1 МПиК — в современной Польше сеть по продаже книг, аудио- и видеодисков, компьютерных программ, игр и аксессуаров, а также прессы. Название исторически связано с КМПиКом (Клубом международной прессы и книги). В период ПНР там можно было бесплатно почитать польские, а при оставлении в залог удостоверения личности — иностранные книги и газеты.
Дорота.Действительно, классическая паранойя.

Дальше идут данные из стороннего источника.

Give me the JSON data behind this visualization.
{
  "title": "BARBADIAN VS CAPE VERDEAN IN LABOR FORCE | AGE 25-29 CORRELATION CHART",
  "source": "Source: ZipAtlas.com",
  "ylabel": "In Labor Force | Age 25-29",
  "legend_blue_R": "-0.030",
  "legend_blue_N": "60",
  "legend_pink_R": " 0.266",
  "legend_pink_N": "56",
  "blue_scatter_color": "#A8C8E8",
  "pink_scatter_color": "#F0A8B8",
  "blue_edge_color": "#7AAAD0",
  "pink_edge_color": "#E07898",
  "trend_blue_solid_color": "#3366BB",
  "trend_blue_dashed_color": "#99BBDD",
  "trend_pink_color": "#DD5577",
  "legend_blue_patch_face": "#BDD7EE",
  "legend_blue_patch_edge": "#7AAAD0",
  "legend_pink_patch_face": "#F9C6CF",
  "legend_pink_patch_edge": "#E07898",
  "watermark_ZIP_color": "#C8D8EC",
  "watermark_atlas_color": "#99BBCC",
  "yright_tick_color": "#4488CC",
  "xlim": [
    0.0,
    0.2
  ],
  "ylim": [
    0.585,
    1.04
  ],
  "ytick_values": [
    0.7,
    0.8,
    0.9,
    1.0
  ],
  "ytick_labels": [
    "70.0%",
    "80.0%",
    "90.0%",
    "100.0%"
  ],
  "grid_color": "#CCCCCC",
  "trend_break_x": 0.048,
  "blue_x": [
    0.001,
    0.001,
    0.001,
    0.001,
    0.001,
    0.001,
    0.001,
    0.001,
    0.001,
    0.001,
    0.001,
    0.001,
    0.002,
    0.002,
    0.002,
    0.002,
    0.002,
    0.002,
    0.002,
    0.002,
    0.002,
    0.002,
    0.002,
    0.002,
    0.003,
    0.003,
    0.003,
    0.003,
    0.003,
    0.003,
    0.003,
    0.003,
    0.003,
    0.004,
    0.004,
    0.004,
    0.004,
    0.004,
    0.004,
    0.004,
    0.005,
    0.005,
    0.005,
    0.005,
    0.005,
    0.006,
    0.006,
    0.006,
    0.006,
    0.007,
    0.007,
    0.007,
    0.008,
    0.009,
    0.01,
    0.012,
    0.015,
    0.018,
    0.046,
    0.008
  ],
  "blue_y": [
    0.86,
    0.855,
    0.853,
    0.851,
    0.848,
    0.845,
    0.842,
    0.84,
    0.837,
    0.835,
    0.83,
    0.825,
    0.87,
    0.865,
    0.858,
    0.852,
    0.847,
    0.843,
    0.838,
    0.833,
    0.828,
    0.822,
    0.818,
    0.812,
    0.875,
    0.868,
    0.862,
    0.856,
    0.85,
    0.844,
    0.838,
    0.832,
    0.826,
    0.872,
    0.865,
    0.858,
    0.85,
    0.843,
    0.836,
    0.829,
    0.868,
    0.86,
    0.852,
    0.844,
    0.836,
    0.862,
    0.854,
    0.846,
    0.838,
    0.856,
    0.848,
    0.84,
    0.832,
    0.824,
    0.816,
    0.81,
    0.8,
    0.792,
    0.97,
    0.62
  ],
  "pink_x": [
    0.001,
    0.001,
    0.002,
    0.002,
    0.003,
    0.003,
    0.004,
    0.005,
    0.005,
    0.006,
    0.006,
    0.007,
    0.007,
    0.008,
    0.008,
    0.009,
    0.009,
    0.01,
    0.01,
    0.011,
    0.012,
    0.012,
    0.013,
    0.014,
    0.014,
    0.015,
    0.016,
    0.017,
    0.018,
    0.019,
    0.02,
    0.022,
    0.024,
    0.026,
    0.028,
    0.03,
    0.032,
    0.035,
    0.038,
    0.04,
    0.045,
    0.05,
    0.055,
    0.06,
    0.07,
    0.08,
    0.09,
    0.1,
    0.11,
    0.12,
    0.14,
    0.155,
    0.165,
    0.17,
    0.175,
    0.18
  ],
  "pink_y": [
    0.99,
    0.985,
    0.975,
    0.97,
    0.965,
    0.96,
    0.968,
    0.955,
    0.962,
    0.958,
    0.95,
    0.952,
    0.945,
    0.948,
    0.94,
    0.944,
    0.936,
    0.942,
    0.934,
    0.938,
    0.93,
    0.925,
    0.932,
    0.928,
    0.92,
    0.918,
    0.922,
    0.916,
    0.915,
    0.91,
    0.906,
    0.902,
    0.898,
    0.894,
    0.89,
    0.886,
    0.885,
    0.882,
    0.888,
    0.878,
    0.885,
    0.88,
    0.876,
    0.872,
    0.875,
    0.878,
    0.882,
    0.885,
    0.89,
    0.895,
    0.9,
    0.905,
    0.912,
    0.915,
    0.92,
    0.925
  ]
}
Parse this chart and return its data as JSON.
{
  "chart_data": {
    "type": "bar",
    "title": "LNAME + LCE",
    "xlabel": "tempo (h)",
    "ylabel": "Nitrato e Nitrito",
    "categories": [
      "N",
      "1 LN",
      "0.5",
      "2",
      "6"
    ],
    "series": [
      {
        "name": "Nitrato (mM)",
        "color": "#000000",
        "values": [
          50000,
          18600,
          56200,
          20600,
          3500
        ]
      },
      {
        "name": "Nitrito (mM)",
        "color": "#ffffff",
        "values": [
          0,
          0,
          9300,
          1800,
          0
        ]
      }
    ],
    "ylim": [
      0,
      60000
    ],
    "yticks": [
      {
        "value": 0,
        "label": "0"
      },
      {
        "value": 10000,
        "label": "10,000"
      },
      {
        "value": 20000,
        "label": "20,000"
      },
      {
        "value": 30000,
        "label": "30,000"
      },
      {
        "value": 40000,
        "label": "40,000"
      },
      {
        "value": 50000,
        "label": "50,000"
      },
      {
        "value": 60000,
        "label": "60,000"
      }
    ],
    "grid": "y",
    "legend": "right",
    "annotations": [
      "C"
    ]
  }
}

Януш.Помню, как в 1978 году мы со студенческим хором из Луизианы были в Мариацком костеле. Они там пели прекраснейший госпел. Вот это было переживание. И по сей день, когда я слышу госпел, то вспоминаю Мариацкий костел и негров, поющих перед алтарем Вита Ствоша. Так вот, мы были приглашены в приходской дом на угощение. Такое типично польское гостеприимство — украшенные столы, стаканы в подстаканниках, общий сахар, булочки, испеченные монахинями в серых рясах. В какой-то момент появился ксендз, присел и стал с нами разговаривать. Он был весел, говорил по-английски, что мне очень понравилось, потому что я мог отдохнуть от непрерывного перевода. И оказалось, что это был не обычный ксендз, а епископ. А когда он позже представился, то оказалось, что это Кароль Войтыла. Эта встреча состоялась в 1978 году. И в том же самом году, 16 декабря, Кароль Войтыла был избран папой римским. Помню, как я слушал радио. Стоял в кухне и слушал радио. И услышал, что Кароля Войтылу избрали папой. А потом я получил восемь телеграмм из США, напоминавших мне, что мы пили чай и ели булочки с папой римским. Это был первый папа-поляк, первый за шестьсот лет папа, который не был итальянцем. И вдобавок человек родом из социалистической страны. Я не забыл этого до сих пор, хотя тогда не отдавал себе отчета в том, с кем познакомился. Я — верующий в Бога физик, правда не слишком религиозный, и потому иерархия епископов, викариев и прочих священнослужителей всегда была мне совершенно чужда. А тогда, во время чаепития, к нам просто присоединился блистательный ксендз — веселый, свободно, хотя и с акцентом говоривший по-английски, остроумный. Я был необычайно горд, что мы встретили такого ксендза. Но никто не обратил на него особого внимания. Только позднее, в октябре, стало понятно, с кем мы пили чай в приходском доме.